Background Circulating autoantibodies directed against basement membrane zone (BMZ) components from patients with bullous pemphigoid and epidermolysis bullosa acquisita have been used to identify their target antigen in the skin and to confirm pathogenicity. Although the pattern of immunofluorescence in those diseases is similar to the lupus band, little is known about the origin and pathogenesis of the lupus band.

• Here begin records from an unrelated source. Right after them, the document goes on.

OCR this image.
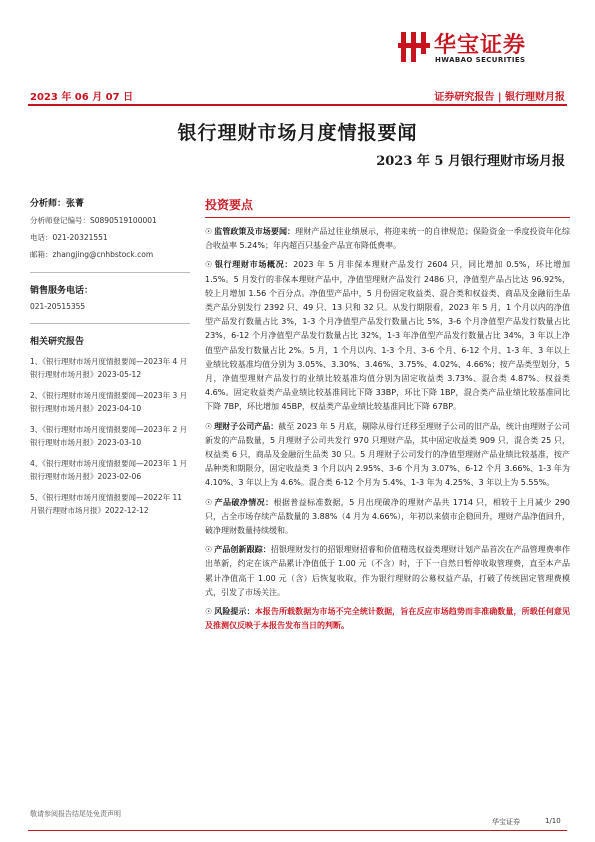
华宝证券
HWABAO SECURITIES
2023 年 06 月 07 日	证券研究报告 | 银行理财月报
银行理财市场月度情报要闻
2023 年 5 月银行理财市场月报
分析师：张菁
分析师登记编号：S0890519100001
电话：021-20321551
邮箱：zhangjing@cnhbstock.com
销售服务电话：
021-20515355
相关研究报告
1、《银行理财市场月度情报要闻—2023年 4 月银行理财市场月报》2023-05-12
2、《银行理财市场月度情报要闻—2023年 3 月银行理财市场月报》2023-04-10
3、《银行理财市场月度情报要闻—2023年 2 月银行理财市场月报》2023-03-10
4、《银行理财市场月度情报要闻—2023年 1 月银行理财市场月报》2023-02-06
5、《银行理财市场月度情报要闻—2022年 11 月银行理财市场月报》2022-12-12
投资要点

☉ 监管政策及市场要闻：理财产品过往业绩展示，将迎来统一的自律规范；保险资金一季度投资年化综合收益率 5.24%；年内超百只基金产品宣布降低费率。

☉ 银行理财市场概况：2023 年 5 月非保本理财产品发行 2604 只，同比增加 0.5%，环比增加 1.5%。5 月发行的非保本理财产品中，净值型理财产品发行 2486 只，净值型产品占比达 96.92%，较上月增加 1.56 个百分点。净值型产品中，5 月份固定收益类、混合类和权益类、商品及金融衍生品类产品分别发行 2392 只、49 只、13 只和 32 只。从发行期限看，2023 年 5 月，1 个月以内的净值型产品发行数量占比 3%，1-3 个月净值型产品发行数量占比 5%，3-6 个月净值型产品发行数量占比 23%，6-12 个月净值型产品发行数量占比 32%，1-3 年净值型产品发行数量占比 34%，3 年以上净值型产品发行数量占比 2%。5 月，1 个月以内、1-3 个月、3-6 个月、6-12 个月、1-3 年、3 年以上业绩比较基准均值分别为 3.05%、3.30%、3.46%、3.75%、4.02%、4.66%；按产品类型划分，5 月，净值型理财产品发行的业绩比较基准均值分别为固定收益类 3.73%、混合类 4.87%、权益类 4.6%。固定收益类产品业绩比较基准同比下降 33BP，环比下降 1BP，混合类产品业绩比较基准同比下降 7BP，环比增加 45BP，权益类产品业绩比较基准同比下降 67BP。

☉ 理财子公司产品：截至 2023 年 5 月底，剔除从母行迁移至理财子公司的旧产品，统计由理财子公司新发的产品数量，5 月理财子公司共发行 970 只理财产品，其中固定收益类 909 只，混合类 25 只，权益类 6 只，商品及金融衍生品类 30 只。5 月理财子公司发行的净值型理财产品业绩比较基准，按产品种类和期限分，固定收益类 3 个月以内 2.95%、3-6 个月为 3.07%、6-12 个月 3.66%、1-3 年为 4.10%、3 年以上为 4.6%。混合类 6-12 个月为 5.4%、1-3 年为 4.25%、3 年以上为 5.55%。

☉ 产品破净情况：根据普益标准数据，5 月出现破净的理财产品共 1714 只，相较于上月减少 290 只，占全市场存续产品数量的 3.88%（4 月为 4.66%），年初以来债市企稳回升，理财产品净值回升，破净理财数量持续缓和。

☉ 产品创新跟踪：招银理财发行的招银理财招睿和价值精选权益类理财计划产品首次在产品管理费率作出革新，约定在该产品累计净值低于 1.00 元（不含）时，于下一自然日暂停收取管理费，直至本产品累计净值高于 1.00 元（含）后恢复收取，作为银行理财的公募权益产品，打破了传统固定管理费模式，引发了市场关注。

☉ 风险提示：本报告所载数据为市场不完全统计数据，旨在反应市场趋势而非准确数量，所载任何意见及推测仅反映于本报告发布当日的判断。

敬请参阅报告结尾处免责声明
华宝证券	1/10
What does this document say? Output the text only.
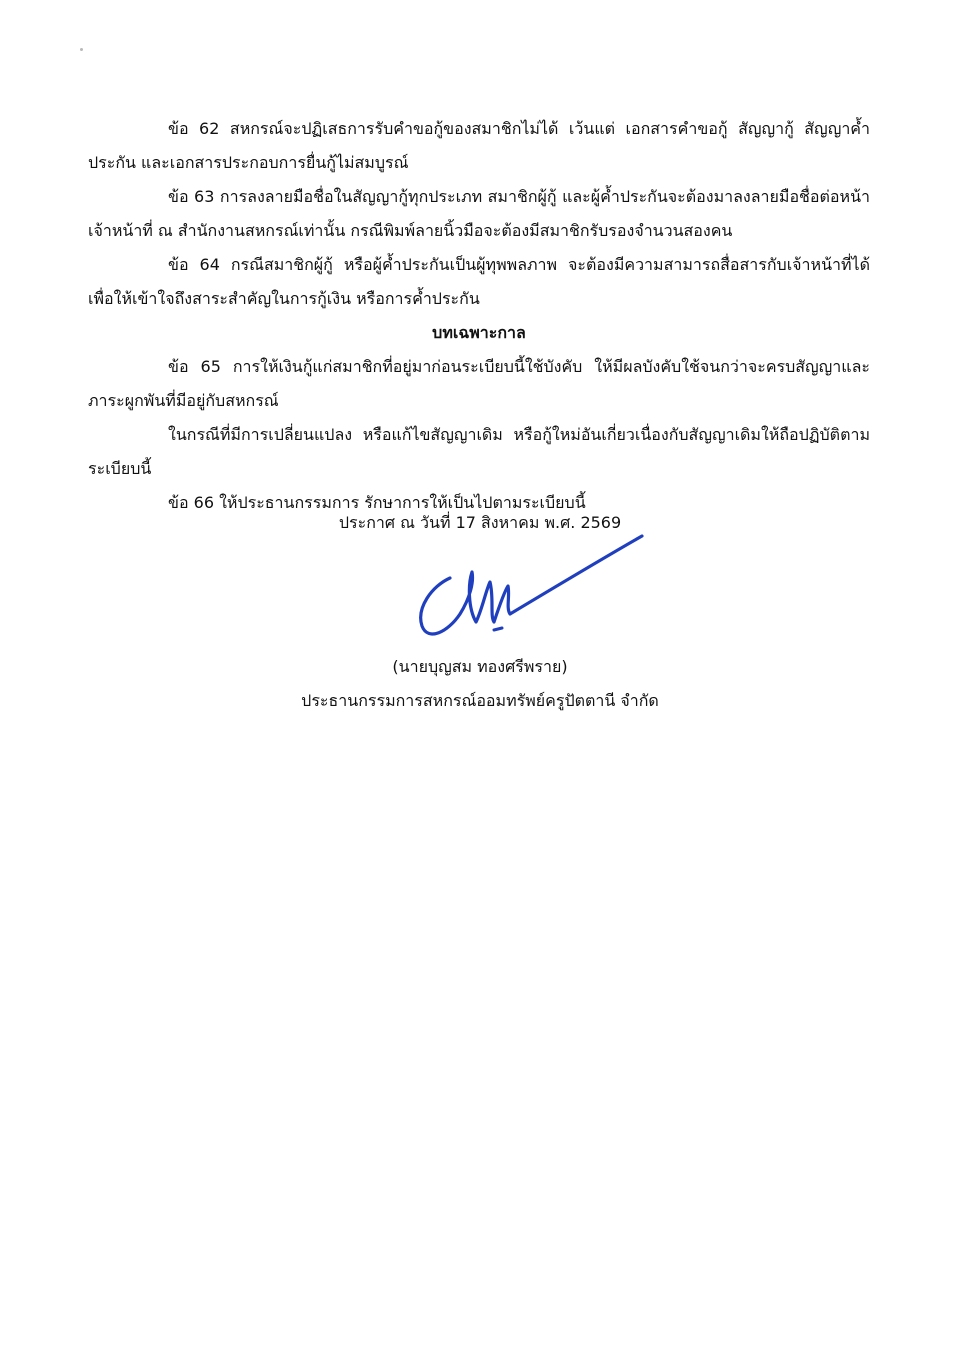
ข้อ 62 สหกรณ์จะปฏิเสธการรับคำขอกู้ของสมาชิกไม่ได้ เว้นแต่ เอกสารคำขอกู้ สัญญากู้ สัญญาค้ำประกัน และเอกสารประกอบการยื่นกู้ไม่สมบูรณ์

ข้อ 63 การลงลายมือชื่อในสัญญากู้ทุกประเภท สมาชิกผู้กู้ และผู้ค้ำประกันจะต้องมาลงลายมือชื่อต่อหน้าเจ้าหน้าที่ ณ สำนักงานสหกรณ์เท่านั้น กรณีพิมพ์ลายนิ้วมือจะต้องมีสมาชิกรับรองจำนวนสองคน

ข้อ 64 กรณีสมาชิกผู้กู้ หรือผู้ค้ำประกันเป็นผู้ทุพพลภาพ จะต้องมีความสามารถสื่อสารกับเจ้าหน้าที่ได้เพื่อให้เข้าใจถึงสาระสำคัญในการกู้เงิน หรือการค้ำประกัน

บทเฉพาะกาล

ข้อ 65 การให้เงินกู้แก่สมาชิกที่อยู่มาก่อนระเบียบนี้ใช้บังคับ ให้มีผลบังคับใช้จนกว่าจะครบสัญญาและภาระผูกพันที่มีอยู่กับสหกรณ์

ในกรณีที่มีการเปลี่ยนแปลง หรือแก้ไขสัญญาเดิม หรือกู้ใหม่อันเกี่ยวเนื่องกับสัญญาเดิมให้ถือปฏิบัติตามระเบียบนี้

ข้อ 66 ให้ประธานกรรมการ รักษาการให้เป็นไปตามระเบียบนี้

ประกาศ ณ วันที่ 17 สิงหาคม พ.ศ. 2569
(นายบุญสม ทองศรีพราย)
ประธานกรรมการสหกรณ์ออมทรัพย์ครูปัตตานี จำกัด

Identifying the binding sites of the lupus band could provide a clue to the nature of the autoantigen that stimulates autoantibody formation in the skin of patients with systemic lupus erythematosus (SLE) and might provide valuable insight into the factors that influence the localization and pathogenicity of the lupus band.
Objectives To investigate the relation between the lupus band and the main BMZ components and to identify the target epitopes of autoantibodies deposited in the skin of patients with SLE.
Methods Colocalization of the main components of the skin BMZ in nonlesional SLE skin with the lupus band was investigated using conventional immunofluorescence and confocal laser scanning microscopy. The effect of collagenase and pepsin on the expression of the lupus band was correlated with the differential sensitivity of these proteases on the collagenous and noncollagenous (NC) domains of collagen VII. Reactivity of sera from patients with SLE to a complete recombinant human NC1 domain of type VII collagen was then investigated by enzyme-linked immunosorbent assay (ELISA).
Results Near complete colocalization of the lupus band with collagen VII was found in this study, and chemical degradation of the skin attenuated the expression of the lupus band. Collectively, the NC1 domain of collagen VII was suggested as the target antigen of the lupus band, but none of the sera from patients with SLE reacted with recombinant NC1 domain-coated ELISA plates. Alternative explanations for the results of the colocalization of the lupus band with collagen VII are discussed.
Conclusions The lupus band colocalized with collagen type VII. The findings of this study ruled out the NC1 domain of collagen VII as a target antigen for circulating autoantibodies in SLE patients with no clinical evidence of blistering. Further studies are required to determine if other regions of collagen VII or another BMZ component is the target antigen for the immunoglobulins of the lupus band.